Brown joined the firm now known as Bullivant Houser Bailey and pursued a path to becoming a trial lawyer. Although not the first woman attorney the firm had hired, she was the sole woman attorney there when she started. Adjustments were needed along the way. Indeed, for many women entering previously male-dominated professions in that era, humor and simple problem solving were often the first rungs in a ladder of responses when trying to determine if the sexism they were receiving was clueless or intended. For example, when trying to get to the courthouse quickly one morning, Brown took a short cut through a conference room and unexpectedly walked into a roomful of the firm’s senior partners and one of their most important clients, all of them men.
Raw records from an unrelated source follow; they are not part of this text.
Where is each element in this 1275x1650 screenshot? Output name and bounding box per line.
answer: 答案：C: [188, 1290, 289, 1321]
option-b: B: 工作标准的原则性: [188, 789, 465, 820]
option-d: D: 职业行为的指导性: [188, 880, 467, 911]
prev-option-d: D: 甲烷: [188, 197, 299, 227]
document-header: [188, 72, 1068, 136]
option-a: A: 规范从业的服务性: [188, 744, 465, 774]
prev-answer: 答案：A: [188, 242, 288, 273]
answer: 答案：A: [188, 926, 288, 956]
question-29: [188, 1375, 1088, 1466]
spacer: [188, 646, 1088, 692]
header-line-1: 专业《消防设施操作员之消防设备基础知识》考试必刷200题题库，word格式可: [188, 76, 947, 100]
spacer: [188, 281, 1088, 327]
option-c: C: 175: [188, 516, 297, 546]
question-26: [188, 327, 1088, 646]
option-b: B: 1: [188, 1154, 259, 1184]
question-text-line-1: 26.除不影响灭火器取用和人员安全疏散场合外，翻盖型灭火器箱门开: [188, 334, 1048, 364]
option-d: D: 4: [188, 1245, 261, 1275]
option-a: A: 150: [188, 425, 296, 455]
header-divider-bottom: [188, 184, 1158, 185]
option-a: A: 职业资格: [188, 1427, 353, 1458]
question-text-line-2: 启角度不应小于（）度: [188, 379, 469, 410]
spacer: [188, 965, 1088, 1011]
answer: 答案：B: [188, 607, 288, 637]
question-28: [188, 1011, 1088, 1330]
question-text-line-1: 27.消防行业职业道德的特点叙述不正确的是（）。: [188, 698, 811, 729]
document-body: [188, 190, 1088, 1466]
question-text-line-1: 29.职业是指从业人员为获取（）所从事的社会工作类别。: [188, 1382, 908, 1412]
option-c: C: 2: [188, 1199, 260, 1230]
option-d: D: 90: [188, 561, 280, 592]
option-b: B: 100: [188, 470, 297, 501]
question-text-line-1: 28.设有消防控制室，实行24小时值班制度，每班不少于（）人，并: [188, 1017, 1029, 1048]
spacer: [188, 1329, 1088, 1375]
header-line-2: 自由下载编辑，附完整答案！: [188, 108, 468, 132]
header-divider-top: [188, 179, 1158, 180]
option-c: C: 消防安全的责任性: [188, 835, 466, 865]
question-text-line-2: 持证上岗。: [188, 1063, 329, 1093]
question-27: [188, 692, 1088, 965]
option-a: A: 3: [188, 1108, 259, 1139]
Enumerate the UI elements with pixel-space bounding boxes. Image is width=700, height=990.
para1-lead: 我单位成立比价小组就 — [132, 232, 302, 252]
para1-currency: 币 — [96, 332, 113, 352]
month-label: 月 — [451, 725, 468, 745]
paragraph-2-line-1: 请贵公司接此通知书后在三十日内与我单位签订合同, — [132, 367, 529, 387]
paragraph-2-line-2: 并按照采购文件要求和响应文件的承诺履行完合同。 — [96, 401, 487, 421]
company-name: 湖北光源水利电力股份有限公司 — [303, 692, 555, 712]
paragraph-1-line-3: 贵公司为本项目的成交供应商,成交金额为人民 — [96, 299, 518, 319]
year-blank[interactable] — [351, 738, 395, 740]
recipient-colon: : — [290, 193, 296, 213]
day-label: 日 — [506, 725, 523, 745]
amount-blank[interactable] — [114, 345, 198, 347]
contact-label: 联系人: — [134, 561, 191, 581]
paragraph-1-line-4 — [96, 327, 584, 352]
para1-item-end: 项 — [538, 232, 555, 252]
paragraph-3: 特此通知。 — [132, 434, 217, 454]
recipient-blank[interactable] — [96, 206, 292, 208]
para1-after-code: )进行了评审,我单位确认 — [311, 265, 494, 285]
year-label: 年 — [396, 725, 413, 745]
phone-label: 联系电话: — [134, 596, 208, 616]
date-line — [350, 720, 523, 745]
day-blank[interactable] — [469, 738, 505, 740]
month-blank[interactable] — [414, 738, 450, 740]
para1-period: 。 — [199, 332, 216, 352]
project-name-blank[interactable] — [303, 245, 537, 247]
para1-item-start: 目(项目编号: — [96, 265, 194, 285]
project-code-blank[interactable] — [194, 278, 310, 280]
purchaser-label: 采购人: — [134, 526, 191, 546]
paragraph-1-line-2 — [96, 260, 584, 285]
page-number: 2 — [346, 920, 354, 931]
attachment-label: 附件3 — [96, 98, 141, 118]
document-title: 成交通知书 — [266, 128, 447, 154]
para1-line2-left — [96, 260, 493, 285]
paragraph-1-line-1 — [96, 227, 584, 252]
The client locked eyes with Brown and barked, “Where’s that coffee?” She could see the partners looking at her with the distinct nonverbal direction, “Don’t mess this up.” Brown replied, “I am so sorry you don’t have your coffee, sir, but I’m due in court in six minutes for another client. If you don’t have your coffee when I return, I’ll be happy to get some for you then.” The client looked at the partners, shook his head and said, “I’ve got to stop doing that.”
Within blocks of City Hall and the federal and county courthouses, the all-male University Club was used by many law firms and other businesses for lunches or meetings. In the 1980s, women were allowed in for only “occasional events” and even then, had to enter through the back door. That happened a few times too many for Brown and her friend and colleague, Chrys Martin. They worked together to move firm gatherings to places where those invited could enter through the front door. In 1985, Brown and another woman lawyer, Christine P. Brown, were the first women to join the Bullivant partnership. When they entered their first partnership meeting playing a recording of Donna Summer’s “She Works Hard for the Money,” some partners began to worry!
Judge Anna J. Brown
A March/April 2019 article in Federal Lawyer notes that with her firm’s support, Brown developed a practice defending tort claims, particularly representing public bodies, police officers, lawyers, and other professionals. Brown thrived on resolving complicated disputes and noted in a recent interview, “I think fundamentally, I’ve always been inclined toward solving problems, and to me, this practice area was an opportunity for me to be helpful, to figure out how to get things done, to move people out of conflict and into resolution.”